Gathering Hurricane Data Using A Swarm Of Tiny Drones
University of Florida researchers have developed a six-inch-long, lightweight vehicle that can fly over, under, and through a hurricane while sending information in real time.
Kecia Lynn has worked as a technical writer, editor, software developer, arts administrator, summer camp director, and television host. A graduate of Case Western Reserve University and the Iowa Writers' Workshop, she is currently living in Iowa City and working on her first novel.

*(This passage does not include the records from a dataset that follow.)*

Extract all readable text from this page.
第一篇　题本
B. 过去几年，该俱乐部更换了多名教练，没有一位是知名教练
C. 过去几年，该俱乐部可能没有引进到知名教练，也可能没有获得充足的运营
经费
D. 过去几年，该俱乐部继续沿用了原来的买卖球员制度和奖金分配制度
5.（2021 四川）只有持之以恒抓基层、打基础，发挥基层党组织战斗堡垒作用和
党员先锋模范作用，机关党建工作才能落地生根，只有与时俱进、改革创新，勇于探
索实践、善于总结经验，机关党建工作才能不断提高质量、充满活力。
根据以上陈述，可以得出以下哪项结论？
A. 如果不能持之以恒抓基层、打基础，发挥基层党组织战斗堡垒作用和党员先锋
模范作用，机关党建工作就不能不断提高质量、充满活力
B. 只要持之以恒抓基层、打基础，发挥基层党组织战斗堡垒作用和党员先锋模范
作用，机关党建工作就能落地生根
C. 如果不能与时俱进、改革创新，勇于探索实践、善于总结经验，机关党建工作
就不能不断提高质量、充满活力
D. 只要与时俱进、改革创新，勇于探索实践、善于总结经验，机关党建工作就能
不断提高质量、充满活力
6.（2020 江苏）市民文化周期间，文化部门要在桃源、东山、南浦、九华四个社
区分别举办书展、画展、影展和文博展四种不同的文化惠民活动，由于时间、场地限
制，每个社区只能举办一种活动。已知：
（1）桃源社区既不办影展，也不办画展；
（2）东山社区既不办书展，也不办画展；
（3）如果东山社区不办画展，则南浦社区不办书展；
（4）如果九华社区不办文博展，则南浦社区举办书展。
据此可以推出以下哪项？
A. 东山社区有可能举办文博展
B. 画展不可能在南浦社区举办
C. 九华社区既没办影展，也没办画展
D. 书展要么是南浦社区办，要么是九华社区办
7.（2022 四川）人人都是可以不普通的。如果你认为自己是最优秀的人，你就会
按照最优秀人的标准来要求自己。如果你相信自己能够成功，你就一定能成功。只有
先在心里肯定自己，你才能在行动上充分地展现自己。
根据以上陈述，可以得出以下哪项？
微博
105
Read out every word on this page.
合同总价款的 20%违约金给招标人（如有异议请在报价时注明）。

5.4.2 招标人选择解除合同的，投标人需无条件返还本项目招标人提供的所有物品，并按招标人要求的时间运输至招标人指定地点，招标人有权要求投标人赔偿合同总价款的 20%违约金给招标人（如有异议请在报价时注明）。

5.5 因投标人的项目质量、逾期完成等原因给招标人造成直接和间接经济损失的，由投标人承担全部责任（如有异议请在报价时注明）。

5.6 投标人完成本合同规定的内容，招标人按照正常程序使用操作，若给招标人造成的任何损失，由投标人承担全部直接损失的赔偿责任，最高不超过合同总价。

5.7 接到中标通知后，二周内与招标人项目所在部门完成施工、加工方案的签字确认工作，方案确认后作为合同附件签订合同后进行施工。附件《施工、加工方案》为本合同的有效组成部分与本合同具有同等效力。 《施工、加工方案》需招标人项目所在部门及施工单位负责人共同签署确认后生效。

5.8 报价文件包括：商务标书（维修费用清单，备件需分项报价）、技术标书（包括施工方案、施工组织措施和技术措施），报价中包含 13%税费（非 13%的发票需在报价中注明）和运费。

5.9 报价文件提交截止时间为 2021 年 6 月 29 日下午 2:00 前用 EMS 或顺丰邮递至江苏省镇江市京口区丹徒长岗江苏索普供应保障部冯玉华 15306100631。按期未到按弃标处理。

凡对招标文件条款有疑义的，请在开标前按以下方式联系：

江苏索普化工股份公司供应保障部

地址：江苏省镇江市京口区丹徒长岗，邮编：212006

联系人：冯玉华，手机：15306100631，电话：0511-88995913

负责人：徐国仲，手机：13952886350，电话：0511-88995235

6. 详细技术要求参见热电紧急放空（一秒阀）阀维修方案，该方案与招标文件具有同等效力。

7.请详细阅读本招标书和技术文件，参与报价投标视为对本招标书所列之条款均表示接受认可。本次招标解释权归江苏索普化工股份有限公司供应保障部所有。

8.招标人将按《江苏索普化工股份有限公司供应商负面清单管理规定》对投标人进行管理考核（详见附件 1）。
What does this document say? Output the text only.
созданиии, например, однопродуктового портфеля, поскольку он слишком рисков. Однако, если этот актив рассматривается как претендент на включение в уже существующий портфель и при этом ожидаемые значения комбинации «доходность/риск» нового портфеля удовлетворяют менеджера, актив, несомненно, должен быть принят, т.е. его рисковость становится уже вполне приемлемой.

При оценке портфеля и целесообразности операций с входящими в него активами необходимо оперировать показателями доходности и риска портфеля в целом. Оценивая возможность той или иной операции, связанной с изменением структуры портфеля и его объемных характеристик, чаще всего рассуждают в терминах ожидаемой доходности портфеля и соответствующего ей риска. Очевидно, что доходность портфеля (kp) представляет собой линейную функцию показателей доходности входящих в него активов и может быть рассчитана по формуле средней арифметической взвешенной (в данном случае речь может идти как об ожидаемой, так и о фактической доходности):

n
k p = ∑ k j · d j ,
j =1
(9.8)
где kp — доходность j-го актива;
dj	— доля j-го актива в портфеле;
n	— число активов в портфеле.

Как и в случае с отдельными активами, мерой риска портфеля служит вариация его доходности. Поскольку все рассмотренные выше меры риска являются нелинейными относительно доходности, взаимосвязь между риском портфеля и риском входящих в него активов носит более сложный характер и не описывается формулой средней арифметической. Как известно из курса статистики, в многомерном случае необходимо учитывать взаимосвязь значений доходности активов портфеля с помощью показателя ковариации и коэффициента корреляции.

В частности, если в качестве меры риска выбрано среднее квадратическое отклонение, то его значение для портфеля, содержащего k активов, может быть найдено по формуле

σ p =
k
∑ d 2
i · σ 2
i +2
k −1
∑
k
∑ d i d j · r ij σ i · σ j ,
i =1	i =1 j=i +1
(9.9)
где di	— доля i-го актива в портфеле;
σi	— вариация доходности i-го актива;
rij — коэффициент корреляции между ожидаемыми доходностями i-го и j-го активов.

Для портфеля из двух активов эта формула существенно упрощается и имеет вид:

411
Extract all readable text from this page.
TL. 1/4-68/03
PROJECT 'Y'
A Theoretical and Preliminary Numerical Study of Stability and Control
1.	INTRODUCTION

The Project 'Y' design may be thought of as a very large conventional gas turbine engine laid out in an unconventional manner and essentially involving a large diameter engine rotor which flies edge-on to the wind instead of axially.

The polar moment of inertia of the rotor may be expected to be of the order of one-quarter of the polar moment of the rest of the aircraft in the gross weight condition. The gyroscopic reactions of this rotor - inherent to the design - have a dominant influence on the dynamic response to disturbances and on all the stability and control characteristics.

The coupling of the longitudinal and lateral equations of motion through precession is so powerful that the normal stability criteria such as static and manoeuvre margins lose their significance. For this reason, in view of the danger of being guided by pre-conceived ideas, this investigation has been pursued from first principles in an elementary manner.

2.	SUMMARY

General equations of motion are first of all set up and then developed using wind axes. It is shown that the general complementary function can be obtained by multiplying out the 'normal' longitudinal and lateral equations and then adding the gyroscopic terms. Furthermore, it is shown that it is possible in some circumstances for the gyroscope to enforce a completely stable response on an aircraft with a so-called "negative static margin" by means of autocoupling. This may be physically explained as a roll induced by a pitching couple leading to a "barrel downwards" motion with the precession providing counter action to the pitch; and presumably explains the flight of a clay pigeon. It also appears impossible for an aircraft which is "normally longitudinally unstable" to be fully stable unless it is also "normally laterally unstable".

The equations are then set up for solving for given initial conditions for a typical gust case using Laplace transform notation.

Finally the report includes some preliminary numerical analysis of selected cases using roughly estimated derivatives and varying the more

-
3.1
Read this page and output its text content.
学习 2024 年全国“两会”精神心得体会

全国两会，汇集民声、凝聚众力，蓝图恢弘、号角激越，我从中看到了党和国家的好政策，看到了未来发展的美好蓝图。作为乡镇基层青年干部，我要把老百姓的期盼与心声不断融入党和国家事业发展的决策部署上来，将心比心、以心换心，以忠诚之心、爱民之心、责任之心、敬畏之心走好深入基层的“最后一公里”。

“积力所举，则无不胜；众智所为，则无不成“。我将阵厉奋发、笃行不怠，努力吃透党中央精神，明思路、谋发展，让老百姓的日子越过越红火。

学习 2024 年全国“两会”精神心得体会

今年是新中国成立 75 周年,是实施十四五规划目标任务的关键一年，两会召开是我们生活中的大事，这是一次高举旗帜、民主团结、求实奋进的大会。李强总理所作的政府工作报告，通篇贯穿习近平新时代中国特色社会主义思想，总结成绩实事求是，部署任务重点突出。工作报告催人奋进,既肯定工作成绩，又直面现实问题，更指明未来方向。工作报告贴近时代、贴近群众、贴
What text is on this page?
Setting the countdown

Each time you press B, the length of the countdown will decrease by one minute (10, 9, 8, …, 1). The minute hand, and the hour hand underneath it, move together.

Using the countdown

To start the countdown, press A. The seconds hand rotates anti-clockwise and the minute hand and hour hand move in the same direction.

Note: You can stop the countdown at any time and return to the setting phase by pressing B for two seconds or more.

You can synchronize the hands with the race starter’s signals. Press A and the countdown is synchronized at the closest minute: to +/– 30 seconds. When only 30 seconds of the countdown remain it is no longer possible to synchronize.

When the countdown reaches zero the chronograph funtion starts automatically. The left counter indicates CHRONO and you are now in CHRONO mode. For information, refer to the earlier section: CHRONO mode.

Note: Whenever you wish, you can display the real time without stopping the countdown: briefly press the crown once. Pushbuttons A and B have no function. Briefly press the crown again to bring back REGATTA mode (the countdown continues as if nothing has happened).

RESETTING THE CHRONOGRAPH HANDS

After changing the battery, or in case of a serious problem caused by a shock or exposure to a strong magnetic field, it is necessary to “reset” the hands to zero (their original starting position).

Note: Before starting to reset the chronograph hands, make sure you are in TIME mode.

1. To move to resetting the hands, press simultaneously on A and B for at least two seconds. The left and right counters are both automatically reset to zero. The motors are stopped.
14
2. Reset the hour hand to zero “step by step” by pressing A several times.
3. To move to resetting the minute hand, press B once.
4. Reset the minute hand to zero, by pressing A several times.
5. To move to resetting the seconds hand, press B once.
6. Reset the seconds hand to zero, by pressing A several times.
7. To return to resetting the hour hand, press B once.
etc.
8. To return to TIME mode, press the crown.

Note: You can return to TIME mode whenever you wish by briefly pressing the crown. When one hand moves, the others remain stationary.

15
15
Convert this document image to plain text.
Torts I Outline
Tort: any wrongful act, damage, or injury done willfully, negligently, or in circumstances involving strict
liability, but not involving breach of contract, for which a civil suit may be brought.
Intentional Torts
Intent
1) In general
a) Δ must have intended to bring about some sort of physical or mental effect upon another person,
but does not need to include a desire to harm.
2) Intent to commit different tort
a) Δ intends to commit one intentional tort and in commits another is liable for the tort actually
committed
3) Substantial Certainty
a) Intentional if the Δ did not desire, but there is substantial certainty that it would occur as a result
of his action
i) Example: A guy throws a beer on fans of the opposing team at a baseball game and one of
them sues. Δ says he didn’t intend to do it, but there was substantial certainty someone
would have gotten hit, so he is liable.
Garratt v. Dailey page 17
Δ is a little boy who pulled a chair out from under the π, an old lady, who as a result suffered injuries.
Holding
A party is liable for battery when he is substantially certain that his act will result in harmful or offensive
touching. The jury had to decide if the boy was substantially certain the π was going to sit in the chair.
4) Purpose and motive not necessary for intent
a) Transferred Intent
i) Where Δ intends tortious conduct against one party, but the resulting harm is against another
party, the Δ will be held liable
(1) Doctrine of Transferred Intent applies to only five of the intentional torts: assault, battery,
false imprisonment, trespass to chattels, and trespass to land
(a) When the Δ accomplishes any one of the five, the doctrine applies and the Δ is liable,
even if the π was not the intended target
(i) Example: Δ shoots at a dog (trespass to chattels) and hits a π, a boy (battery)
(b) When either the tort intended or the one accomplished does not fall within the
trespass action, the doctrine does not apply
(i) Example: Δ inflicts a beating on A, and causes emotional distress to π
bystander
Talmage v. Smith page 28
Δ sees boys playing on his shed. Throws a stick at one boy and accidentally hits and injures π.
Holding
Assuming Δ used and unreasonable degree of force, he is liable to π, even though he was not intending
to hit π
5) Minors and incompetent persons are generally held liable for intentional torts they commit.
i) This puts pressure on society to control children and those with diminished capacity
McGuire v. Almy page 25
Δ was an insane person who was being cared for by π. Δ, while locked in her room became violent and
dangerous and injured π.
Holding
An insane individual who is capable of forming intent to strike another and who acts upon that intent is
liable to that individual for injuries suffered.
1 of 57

What's the Latest Development?
Kamran Mohseni and his team of researchers at the University of Florida's Institute for Networked Autonomous Systems have created a small sensor-equipped drone -- "just 6 inches long and about the weight of an iPod Nano" -- that can be launched in numbers from a remote location to collect real-time hurricane data from a variety of perspectives. The team uses mathematical models to determine the best place(s) to send the drones ahead of time, where they can then wait for the storm to arrive. Once it does, they are powered on so they can begin their fact-finding mission. "Our vehicles don't fight the hurricane; we use the hurricane to take us places," says Mohseni.
What's the Big Idea?
Typically hurricane data is collected using free-falling sensors dropped from reconnaissance planes. Besides the fact of the sensors' spotty success, the planes are expensive to build and fly. At approximately $250 each, the drones are a much better buy, even if they are lost in a storm. Mohseni says, "We don't have anything that is super duper. We have cheap sensors, but with a lot of them you can significantly increase the accuracy of your measurements." He believes that with enough funding, the drones could be tested in a real-world scenario in about two to three years.